2. Application of the blood sample also presented problems. The system can only be filled with a syringe and a dosed pressure has to be applied. This means that, for blood gas analysis, arterial puncture or arterial access is necessary as the system has not yet been designed for withdrawal of blood from capillaries. In cases of insufficient blood quantity or excessive application pressure, air bubbles develop and the sample must be rejected. Contrary to the manufacturer's specification of a minimum sample amount of 0.2 ml, our experiences suggest that at least 1.5 ml of blood are required to obtain a valid measurement.
3. For emergency systems with lower numbers of calls, the limited life span (12 weeks) of the cartridges could result in wastage. An on-demand controlled ordering system would be an easy solution to this potential problem.
4. The touch screen is arranged in alphabetical order rather than as a common keyboard and, therefore, requires familiarization by users. Entering the calibration code is, therefore, too time consuming (25 s per attempt).
Conclusions
There are several indications for the use of prehospital blood analysis in emergency situations.

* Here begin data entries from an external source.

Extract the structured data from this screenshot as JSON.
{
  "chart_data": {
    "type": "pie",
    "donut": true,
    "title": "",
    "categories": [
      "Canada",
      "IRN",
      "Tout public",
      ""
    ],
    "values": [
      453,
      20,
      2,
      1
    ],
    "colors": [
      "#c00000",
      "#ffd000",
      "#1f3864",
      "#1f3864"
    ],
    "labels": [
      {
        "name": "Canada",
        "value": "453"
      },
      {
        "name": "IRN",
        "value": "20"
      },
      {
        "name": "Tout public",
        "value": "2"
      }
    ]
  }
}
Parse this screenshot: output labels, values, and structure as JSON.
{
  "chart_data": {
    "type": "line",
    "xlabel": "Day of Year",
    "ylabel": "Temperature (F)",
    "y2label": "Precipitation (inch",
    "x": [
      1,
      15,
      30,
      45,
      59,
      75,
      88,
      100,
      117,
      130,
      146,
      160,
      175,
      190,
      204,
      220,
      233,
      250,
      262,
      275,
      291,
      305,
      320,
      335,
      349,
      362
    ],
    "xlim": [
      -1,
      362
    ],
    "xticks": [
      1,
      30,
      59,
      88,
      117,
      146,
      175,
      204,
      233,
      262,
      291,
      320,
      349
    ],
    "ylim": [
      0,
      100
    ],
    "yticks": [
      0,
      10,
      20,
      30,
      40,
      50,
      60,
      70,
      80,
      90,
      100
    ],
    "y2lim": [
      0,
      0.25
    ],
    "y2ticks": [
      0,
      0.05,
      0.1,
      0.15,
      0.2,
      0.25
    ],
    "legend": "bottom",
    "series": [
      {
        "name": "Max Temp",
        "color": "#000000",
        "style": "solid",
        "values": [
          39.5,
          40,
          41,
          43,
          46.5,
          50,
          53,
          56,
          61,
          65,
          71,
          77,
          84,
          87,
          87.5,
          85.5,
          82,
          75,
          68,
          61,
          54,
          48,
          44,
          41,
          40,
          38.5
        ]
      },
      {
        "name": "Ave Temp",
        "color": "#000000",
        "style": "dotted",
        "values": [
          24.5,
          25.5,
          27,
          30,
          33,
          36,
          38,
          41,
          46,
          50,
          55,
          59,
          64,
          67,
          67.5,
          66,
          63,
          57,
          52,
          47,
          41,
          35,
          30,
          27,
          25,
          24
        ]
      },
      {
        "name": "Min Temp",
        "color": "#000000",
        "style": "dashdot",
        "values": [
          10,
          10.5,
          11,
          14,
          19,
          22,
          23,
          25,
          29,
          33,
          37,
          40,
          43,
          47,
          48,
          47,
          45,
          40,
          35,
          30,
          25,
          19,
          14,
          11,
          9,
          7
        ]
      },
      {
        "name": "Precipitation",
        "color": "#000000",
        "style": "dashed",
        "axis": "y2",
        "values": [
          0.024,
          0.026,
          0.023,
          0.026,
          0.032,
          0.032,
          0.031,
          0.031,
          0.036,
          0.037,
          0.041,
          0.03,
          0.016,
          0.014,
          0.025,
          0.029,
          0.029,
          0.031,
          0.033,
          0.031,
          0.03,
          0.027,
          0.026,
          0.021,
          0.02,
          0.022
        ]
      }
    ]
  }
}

In cases of critically ill or severely traumatized patients the widely used monitoring techniques like pulse oximetry and capnometry are limited and not acceptable alternatives to blood gas analysis. The IRMA transportable blood analyzer, which has been available since April 1996, can deliver these valuable blood gas measurements. The system has been found to be very useful; it is easily transportable and after some corrections performs reliably. We believe that in the future prehospital blood analysis will become an important part of a well organized emergency system.